Da der Vorwurf, dem politischen ­Islam angehörig zu sein, mit erheblichen sozialen Folgen einhergeht, flüchten viele Muslime in Deutschland in das Private oder aber sie gründen neue Organisationsformen des politisch korrekten Islam, der sich ganz ausdrücklich zur Liberalität und Demokratie bekennt. Die neuen Strukturen sind ein Ausdruck der po­litischen Unzufriedenheit gegenüber dem mangelnden Reformwillen der Verbände. Ob damit der generelle Argwohn gegenüber organisierten Muslimen schwindet, oder sich die Misstrauenskultur gegen jede muslimische Organisationsform durchsetzt, ist eine offene Frage. Nicht zu übersehen ist allerdings, dass das politische Bekenntnis inzwischen als wichtiger Teil der Religionsausübung angesehen wird.

Letztendlich führt die Debatte um den politischen Islam und die Bürgerlichkeit auch bei Muslimen immerhin zu einer grundsätzlichen Selbstreflexion: Was ist der Islam? Was ist Deutsch? Inzwischen drehen sich viele Veranstaltungen im innermuslimischen Diskurs um diese Frage. Dabei wird erinnert, dass der ­Islam soziale und ökonomische Antworten gibt und nicht nur auf Politik reduziert werden kann. Viele Muslime sehen ihre eigene Rolle und die Funktion ihrer Einrichtungen als eine Stärkung der ­Zivilgesellschaft an. Diskutiert wird aber, ob der sogenannte politische Islam nur und ausschließlich in Diktatur und Gewalt führen muss. Viele Muslime wehren sich auch gegen die dialektische Zuspitzung entweder liberal oder konservativ, rückwärtsgewandt oder fortschrittlich zu sein. Die Lebensrealität der Muslime ist letztlich deutlich komplizierter als es die politische Dialektik und ihre Einteilungen manchmal wahr haben will.

Hannah Arendt hat daran erinnert, dass das Private niemals politisch ist. Der Rückzug in das Private und eine Entpolitisierung der Muslime birgt für die Minderheit die Gefahr, dass es kein ­politisches Subjekt mehr geben könnte, dass auf die Rechte der Muslime in diesem Land pocht.
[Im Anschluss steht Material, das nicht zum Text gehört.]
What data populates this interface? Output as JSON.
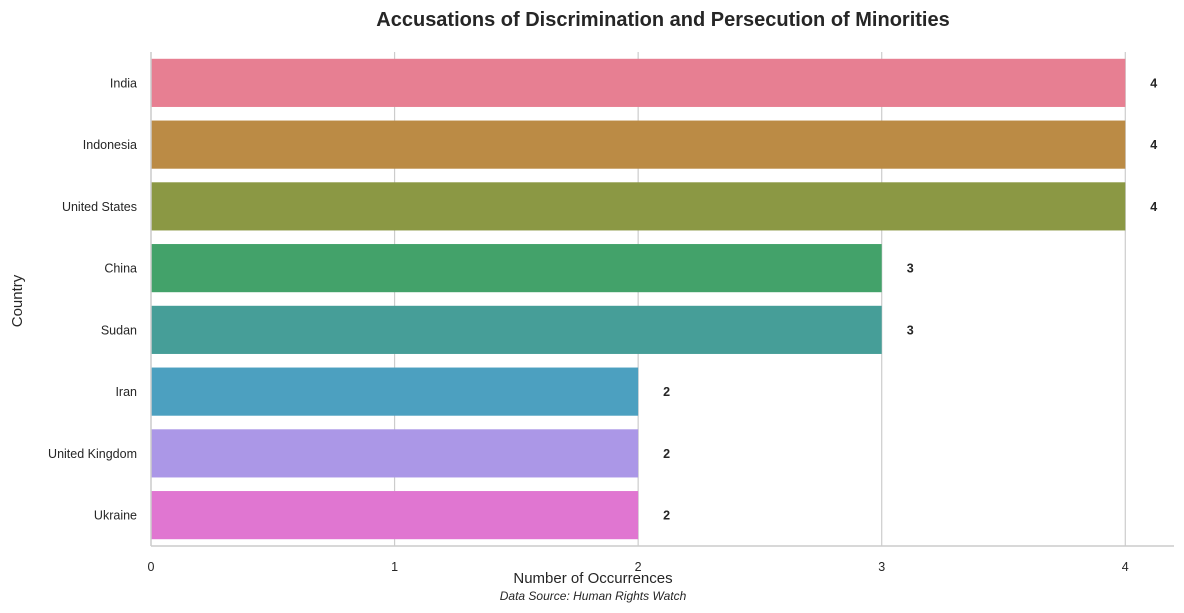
{
  "chart_data": {
    "type": "bar",
    "orientation": "horizontal",
    "title": "Accusations of Discrimination and Persecution of Minorities",
    "xlabel": "Number of Occurrences",
    "ylabel": "Country",
    "source_note": "Data Source: Human Rights Watch",
    "xlim": [
      0,
      4.2
    ],
    "x_ticks": [
      0,
      1,
      2,
      3,
      4
    ],
    "grid": true,
    "categories": [
      "India",
      "Indonesia",
      "United States",
      "China",
      "Sudan",
      "Iran",
      "United Kingdom",
      "Ukraine"
    ],
    "values": [
      4,
      4,
      4,
      3,
      3,
      2,
      2,
      2
    ],
    "colors": [
      "#e77f92",
      "#bb8b45",
      "#8b9844",
      "#43a26a",
      "#469e98",
      "#4ca0c0",
      "#ab97e7",
      "#e076d1"
    ],
    "show_value_labels": true
  }
}
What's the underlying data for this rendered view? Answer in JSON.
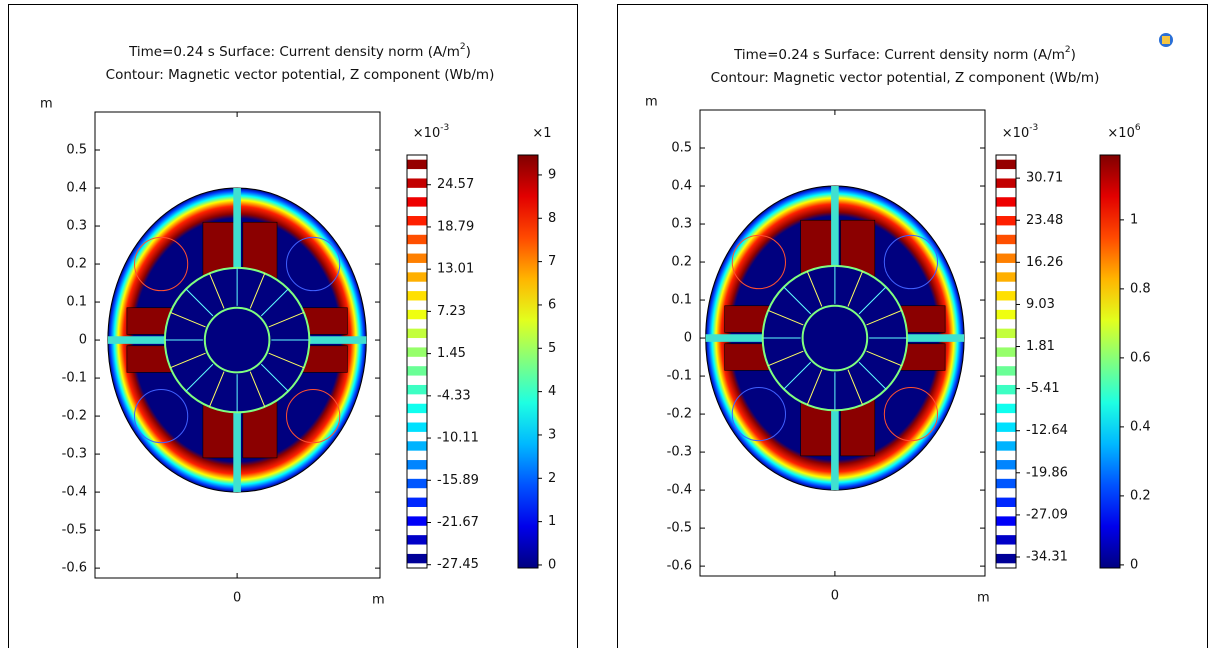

Die kleinen, neuen Verbände der Muslime haben bisher kaum politisches Gewicht. Die Lage ist aber durchaus ernst. Nicht wenige Muslime fürchten bereits, dass eines Tages dem Verbot des politischen Islam, dass Verbot des öffentlich praktizierten Islam folgen könnte. Muslime bilden mit ihren Moscheen schließlich in jedem Fall eine öffentliche Sphäre und jede Form der Öffentlichkeit ist schließlich auch ­politisch.